Tuesday, April 1, 2014

Space:1999 – The Whispering Sea

By John Kenneth Muir

Review by Ken Parker

The next Space: 1999 book published by Powys Media covers a time span of the show that it has not been normally looked at, in between two episodes of the second season, namely after the opener, “The Metamorph.” With the threat of the power hungry alien, Mentor and his planet Psychon gone Moonbase Alpha face another challenge, an alien living amongst them. Maya, a survivor taken in by Commander John Koenig, tries to get used to living with humans and it won't be easy. There have been casualties but the horror of Psychon is behind the men and women of Moonbase Alpha, or is it? Their next planet to explore is the nearby Ekimmu and the Psychon influence might be there in the form of ghosts.

I have been fairly critical of Powys Media's take on continuing the adventures of Space: 1999. While on one end they have done a good job fleshing out some characters and creating an epic 'finale' of sorts with “Alpha” and “Omega” they have, in my opinion, spent too much time creating a continuity for a series that never had one. They have not only explained so much that the series never did, they have also steered things back to the way they were by bringing back so many dead characters and erasing much that is not liked about the season 2 of the series. I don't believe this was the correct way to go but along with that they have done a pretty good job delivering good sequels and ongoing stories.

“The Whispering Sea” is exactly what I hoped to see with this book series. The story is not trying to repair anything or bring back popular characters. It is bridging a gap by tackling one of the glossed over areas of the series, the inclusion of the alien, Maya, into the world of Moonbase Alpha. Author John Kenneth Muir has done an excellent job extending the episode “Metamorph” to the most logical progression possible for that story. It would make all the sense in the world that Maya would have trouble adjusting just as many Alphans would distrust the Psychon. The head of security, Tony Verdeshi would have much to learn as he has to keep an eye on this alien for the sake of security.

Muir also bridges the gap between Moonbase Alpha's science officers by having Maya move into Professor Bergman's quarters. There she learns about Victor and the humans she now lives with by reading his journals. This is a great way to contrast these two characters and give each of them more character time.

Unlike most of the novels of the past, this one is not all about the big picture and doesn't explain or fix lots of things. It is a logical continuation that also gives us more insight into the world of Psychon and gives us Maya's first mission with the Alphans.

The story settles down into a more familiar reconnaissance format as Maya joins a landing party to investigate a world covered with water in hopes of finding a home for the Alphans. Something is down on the planet and it wants the Alphans. Maya must use her local knowledge of the planet and her own to save them all.
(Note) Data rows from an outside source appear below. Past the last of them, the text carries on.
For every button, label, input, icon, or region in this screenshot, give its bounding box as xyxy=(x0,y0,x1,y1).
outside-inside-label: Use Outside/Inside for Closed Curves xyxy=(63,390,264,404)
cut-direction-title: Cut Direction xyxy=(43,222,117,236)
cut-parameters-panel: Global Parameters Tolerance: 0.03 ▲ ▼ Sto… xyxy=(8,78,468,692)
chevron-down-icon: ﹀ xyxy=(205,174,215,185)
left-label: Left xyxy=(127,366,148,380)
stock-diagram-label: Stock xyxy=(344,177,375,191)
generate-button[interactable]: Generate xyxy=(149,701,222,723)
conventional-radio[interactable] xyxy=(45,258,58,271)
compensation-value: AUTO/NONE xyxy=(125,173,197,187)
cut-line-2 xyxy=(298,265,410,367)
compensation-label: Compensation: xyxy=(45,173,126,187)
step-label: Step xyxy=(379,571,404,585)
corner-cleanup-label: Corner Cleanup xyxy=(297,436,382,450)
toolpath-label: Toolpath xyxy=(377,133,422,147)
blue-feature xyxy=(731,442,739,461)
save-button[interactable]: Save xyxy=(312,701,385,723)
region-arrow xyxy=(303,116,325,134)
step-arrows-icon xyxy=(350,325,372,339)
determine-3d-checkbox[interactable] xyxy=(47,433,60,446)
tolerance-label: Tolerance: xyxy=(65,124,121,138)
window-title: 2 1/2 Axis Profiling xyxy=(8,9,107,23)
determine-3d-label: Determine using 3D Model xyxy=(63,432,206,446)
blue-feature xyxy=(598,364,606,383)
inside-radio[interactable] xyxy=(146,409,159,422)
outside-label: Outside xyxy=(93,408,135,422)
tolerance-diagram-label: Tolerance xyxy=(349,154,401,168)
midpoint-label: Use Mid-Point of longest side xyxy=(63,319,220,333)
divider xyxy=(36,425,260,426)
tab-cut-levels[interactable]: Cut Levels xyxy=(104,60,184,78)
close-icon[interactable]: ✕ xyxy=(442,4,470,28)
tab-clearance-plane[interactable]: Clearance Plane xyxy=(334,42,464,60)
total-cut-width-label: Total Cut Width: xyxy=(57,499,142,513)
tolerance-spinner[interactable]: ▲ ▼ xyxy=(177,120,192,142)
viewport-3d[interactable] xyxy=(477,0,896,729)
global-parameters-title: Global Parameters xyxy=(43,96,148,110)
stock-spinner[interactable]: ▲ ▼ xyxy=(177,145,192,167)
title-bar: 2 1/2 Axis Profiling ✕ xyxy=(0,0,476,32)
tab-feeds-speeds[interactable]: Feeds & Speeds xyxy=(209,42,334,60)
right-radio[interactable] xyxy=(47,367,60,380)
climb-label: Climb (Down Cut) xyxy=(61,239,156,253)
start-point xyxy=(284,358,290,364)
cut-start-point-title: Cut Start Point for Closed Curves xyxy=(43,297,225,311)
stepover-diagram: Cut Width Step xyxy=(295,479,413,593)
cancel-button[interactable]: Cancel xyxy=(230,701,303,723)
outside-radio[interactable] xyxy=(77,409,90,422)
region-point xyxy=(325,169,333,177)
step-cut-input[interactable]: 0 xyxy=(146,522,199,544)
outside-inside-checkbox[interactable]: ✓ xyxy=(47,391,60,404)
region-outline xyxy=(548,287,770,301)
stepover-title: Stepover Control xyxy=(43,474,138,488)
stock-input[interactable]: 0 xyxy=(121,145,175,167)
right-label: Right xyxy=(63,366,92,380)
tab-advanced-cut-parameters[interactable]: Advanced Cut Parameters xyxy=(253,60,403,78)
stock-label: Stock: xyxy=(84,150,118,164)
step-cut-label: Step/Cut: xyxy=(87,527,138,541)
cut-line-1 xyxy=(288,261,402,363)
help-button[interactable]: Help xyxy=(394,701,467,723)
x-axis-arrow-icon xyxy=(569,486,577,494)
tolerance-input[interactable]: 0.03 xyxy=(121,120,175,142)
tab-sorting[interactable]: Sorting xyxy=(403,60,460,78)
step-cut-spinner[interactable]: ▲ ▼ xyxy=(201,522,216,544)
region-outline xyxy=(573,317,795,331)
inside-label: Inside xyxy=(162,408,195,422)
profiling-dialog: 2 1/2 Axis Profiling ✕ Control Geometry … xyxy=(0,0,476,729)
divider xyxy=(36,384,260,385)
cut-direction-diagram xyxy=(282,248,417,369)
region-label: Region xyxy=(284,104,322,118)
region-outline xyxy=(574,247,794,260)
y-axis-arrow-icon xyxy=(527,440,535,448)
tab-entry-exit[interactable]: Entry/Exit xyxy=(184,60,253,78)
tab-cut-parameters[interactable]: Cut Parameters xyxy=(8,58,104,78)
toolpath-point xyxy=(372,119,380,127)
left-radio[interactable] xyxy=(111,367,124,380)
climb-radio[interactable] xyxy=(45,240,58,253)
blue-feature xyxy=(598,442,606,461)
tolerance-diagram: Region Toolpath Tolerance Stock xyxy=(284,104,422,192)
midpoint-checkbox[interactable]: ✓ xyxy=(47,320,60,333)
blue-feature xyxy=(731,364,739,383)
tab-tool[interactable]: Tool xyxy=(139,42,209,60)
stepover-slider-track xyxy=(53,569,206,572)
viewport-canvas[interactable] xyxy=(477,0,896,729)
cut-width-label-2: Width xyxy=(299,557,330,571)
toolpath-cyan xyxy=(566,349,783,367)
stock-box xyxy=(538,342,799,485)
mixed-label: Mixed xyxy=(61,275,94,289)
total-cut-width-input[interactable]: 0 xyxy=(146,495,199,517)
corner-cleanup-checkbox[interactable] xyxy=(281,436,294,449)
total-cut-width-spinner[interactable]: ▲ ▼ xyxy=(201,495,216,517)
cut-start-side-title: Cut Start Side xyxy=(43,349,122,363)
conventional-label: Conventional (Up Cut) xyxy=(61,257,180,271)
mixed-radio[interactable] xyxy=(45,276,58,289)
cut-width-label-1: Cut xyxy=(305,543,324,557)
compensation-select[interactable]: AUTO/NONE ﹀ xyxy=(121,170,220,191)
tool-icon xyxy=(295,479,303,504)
Frankly I was more interested in the first part of the story as Maya adapts to Alpha, being rejected at first and trying too hard to fit in. The second half of the book is your standard fair that works well with character development although Tony falling in love with Maya so quickly was a let down of sorts. I like how he is suspicious and virtually hateful toward her at first be gets to know her slowly. By the time the story is over its as if she is one of the Alphans which makes sense in context with the rest of the series.

Other characters are handled well, including Sue Crawford (Jackie Crawford's mother). Safe to say that Space: 1999 has been ruthless toward the Crawfords since day one. Jack Crawford is killed off screen and mentioned in the episode “The Alpha Child”. Sue gives birth to Jackie who are then both taken over by aliens. All is well by episode's end but the Powys Media book series has no mercy with them, a mistake in my mind. Still, it is good to see her character and others fleshed out a bit.

I think this is my favorite novel to date from this series by Powys Media. The novel doesn't do too much and stays honest to the series while really fitting in nicely to existing stories.



1 comment:

  1. John Kenneth Muir has written a novel that is the best yet to be filmed episode of the series.